Le gouvernement vante l'inversion de la construction des prix, qui s'appuierait de façon non négociable sur les coûts de production réels. Le projet de loi, lui, prévoit que "la conclusion d'un contrat de vente relatif à la cession à leur premier acheteur de produits agricoles [… sera] précédée d'une proposition du producteur".

C'est sans doute un pas dans la bonne direction. Mais quand la loi a imposé comme socle des négos, dans les box, les conditions de vente de l'industriel au détriment des conditions d'achat des distributeurs (bref, déjà, la même logique d'inversion), elle n'a pas vraiment changé la vie des fournisseurs. Alors une "proposition" du producteur avant la signature d'un contrat…

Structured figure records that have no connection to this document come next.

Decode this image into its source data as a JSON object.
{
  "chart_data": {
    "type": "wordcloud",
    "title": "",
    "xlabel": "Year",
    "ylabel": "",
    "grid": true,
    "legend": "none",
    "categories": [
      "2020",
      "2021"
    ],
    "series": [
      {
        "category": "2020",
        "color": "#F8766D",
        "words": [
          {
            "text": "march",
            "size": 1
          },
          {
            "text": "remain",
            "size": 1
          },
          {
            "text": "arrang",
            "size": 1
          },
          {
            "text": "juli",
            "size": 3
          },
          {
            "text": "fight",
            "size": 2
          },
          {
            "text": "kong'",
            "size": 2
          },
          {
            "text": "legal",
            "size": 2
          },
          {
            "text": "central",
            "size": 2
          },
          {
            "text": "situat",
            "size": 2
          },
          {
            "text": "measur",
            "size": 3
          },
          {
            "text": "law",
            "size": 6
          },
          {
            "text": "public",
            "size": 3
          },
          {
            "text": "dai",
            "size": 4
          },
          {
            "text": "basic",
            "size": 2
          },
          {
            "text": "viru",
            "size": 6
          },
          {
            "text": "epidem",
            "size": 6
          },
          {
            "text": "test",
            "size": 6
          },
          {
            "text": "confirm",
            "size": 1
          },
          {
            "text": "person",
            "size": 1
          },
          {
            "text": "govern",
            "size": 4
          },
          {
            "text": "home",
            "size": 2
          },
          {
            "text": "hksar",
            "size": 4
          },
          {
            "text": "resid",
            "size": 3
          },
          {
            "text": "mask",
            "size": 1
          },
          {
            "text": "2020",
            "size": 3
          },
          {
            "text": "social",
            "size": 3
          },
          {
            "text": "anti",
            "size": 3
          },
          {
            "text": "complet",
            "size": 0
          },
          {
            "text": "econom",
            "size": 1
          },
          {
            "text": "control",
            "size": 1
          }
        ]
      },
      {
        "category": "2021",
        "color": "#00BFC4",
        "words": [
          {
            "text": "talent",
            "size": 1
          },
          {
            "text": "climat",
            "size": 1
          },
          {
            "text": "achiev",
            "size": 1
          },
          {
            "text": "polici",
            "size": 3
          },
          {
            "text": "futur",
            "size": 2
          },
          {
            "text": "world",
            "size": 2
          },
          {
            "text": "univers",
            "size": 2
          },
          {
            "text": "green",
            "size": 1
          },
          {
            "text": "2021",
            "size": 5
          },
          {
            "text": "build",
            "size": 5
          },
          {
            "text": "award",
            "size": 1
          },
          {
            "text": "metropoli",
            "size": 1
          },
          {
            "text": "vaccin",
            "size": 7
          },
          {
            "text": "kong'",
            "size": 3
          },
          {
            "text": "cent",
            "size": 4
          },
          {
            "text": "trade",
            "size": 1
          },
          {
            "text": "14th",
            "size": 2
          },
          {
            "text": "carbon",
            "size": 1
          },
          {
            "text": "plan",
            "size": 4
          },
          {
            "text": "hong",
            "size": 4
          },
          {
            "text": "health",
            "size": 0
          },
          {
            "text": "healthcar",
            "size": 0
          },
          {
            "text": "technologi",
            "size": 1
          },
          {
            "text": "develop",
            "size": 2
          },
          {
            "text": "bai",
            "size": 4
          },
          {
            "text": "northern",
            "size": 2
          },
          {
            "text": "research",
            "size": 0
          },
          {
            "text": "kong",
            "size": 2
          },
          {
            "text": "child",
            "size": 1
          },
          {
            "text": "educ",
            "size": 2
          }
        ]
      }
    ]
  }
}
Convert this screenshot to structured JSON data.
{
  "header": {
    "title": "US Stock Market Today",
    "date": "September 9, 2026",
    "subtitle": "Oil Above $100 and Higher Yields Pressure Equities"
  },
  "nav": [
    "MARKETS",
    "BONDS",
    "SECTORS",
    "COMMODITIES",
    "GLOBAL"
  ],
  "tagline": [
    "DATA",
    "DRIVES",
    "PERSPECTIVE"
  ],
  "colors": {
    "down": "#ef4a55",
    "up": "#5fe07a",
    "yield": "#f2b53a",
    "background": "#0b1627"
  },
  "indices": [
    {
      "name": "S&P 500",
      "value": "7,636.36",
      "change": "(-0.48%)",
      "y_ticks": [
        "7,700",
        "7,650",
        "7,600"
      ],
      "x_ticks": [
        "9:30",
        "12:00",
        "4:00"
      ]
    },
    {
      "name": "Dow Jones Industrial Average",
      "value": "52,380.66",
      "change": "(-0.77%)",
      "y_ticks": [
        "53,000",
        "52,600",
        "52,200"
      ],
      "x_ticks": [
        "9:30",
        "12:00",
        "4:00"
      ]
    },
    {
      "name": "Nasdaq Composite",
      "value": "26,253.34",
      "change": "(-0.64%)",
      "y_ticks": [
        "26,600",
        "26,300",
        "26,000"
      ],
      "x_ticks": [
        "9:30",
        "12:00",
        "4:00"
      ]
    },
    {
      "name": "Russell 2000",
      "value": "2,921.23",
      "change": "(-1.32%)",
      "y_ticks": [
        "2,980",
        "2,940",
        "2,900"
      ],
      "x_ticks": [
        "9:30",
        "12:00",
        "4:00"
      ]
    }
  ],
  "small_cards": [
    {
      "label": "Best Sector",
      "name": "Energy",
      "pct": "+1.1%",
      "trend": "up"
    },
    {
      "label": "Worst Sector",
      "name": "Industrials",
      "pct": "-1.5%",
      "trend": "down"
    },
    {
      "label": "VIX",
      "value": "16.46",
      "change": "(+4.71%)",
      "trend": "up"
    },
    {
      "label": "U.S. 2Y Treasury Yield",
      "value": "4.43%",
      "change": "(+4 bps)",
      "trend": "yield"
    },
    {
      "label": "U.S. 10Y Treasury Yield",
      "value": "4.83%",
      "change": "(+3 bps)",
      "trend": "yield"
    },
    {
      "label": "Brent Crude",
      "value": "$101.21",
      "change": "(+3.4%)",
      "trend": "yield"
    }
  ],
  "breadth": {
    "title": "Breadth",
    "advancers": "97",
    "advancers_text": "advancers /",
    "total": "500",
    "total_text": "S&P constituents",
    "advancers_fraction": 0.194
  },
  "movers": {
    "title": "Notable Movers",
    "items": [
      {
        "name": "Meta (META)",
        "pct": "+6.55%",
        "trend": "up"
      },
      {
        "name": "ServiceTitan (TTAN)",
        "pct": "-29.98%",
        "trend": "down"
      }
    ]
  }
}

Les "prix du marché" restent déterminants

Quant à la prise en compte des coûts de production, elle sera surtout affaire de compromis. D'abord parce que les indices nationaux qui seront retenus (ce sera aux interprofessions de les construire) ne pourront pas être représentatifs à la fois des grandes exploitations intensives et des petites structures familiales agricoles.

Ensuite parce que les critères de détermination des prix dans les contrats ne prendront pas seulement en compte ces coûts de production, mais aussi "les prix constatés sur les marchés", dans des proportions qui restent à définir. Les agriculteurs ne veulent pas se priver des effets d'aubaines des bonnes années, quand les cours montent. Mais ils seront donc toujours exposés aux crises. Tous les opérateurs espèrent juste que le tunnel des prix ainsi défini sera plus étroit qu'auparavant.

Une sacrée dose d'optimisme

L'encadrement des promotions dans les grandes surfaces, dans l'esprit du gouvernement, doit aussi permettre de faire disparaître les tarifs abusivement bas. Mais il faut une sacrée dose d'optimisme pour imaginer que ces mesures profiteront directement aux agriculteurs français.

Le projet de loi autorise le gouvernement à prendre deux dispositions inédites par ordonnance, pour une période expérimentale de deux ans.

La première devra redéfinir le seuil de revente à perte des produits alimentaires. Jusqu'à présent, le calcul du SRP ne prenait en compte que les prix d'achat réglés par les enseignes. Il devra aussi inclure, à l'avenir, un forfait de 10% couvrant les coûts moyens de logistique et de distribution. Une évolution somme toute assez logique si l'on considère qu'il faut (vraiment) interdire la vente à perte.

Dans l'idée de ses promoteurs, cette nouvelle "marge minimum obligatoire" devrait mettre fin aux péréquations qui, pour compenser les ventes à la planche sur les grandes marques, poussent les enseignes à refaire du gras sur le dos des produits agricoles. Mais rien ne les y obligera non plus.

Les distributeurs vont-ils baisser les prix des produits frais pour en écouler davantage ? Consentir à payer plus cher les fournisseurs de ces rayons ? Les industriels vont-ils par ricochet mieux rémunérer les agriculteurs ? Tout le monde l'espère, mais le projet, en l'état, ne s'intéresse pas à ces questions.

La seconde ordonnance aura pour objectif "d’encadrer en valeur et en volume les opérations promotionnelles portant sur la vente au consommateur de denrées alimentaires". Sans autre détail à ce stade, ni mesure chiffrée.

Les -70% d'Intermarché pas forcément interdits

Il ne l'a pas écrit dans son projet de loi, mais le gouvernement communique par ailleurs largement sur un plafonnement des promos qui serait fixé à 34% du prix de départ (prix qu'il faudra lui aussi définir). Les opérations à -70% d'Intermarché et les bousculades qu'elles ont provoquées, en janvier, sont pointées du doigt. Mais l'ordonnance ne prévoyant rien sur les produits non alimentaires, le gouvernement n'empêchera pas les Mousquetaires de rééditer leur coup d'éclat sur les couches Pampers.

L'impact direct pour les agriculteurs ? Difficile à mesurer. Les opérations dégagement, pour écouler les surstocks ponctuels, y perdront en efficacité mais les repères des consommateurs sur les "vrais" prix des produits agricoles seront moins brouillés (au moins sur la viande). Pour les aliments industriels, en revanche, le risque d'un jeu à somme nulle est réel si les acheteurs des enseignes réclament des baisses en fond de rayon pour compenser la moindre générosité des promos et maintenir les tarifs moyens lissés sur l'année. Sans parler des marchés "promo-dépendants", qui se verront eux affaiblis.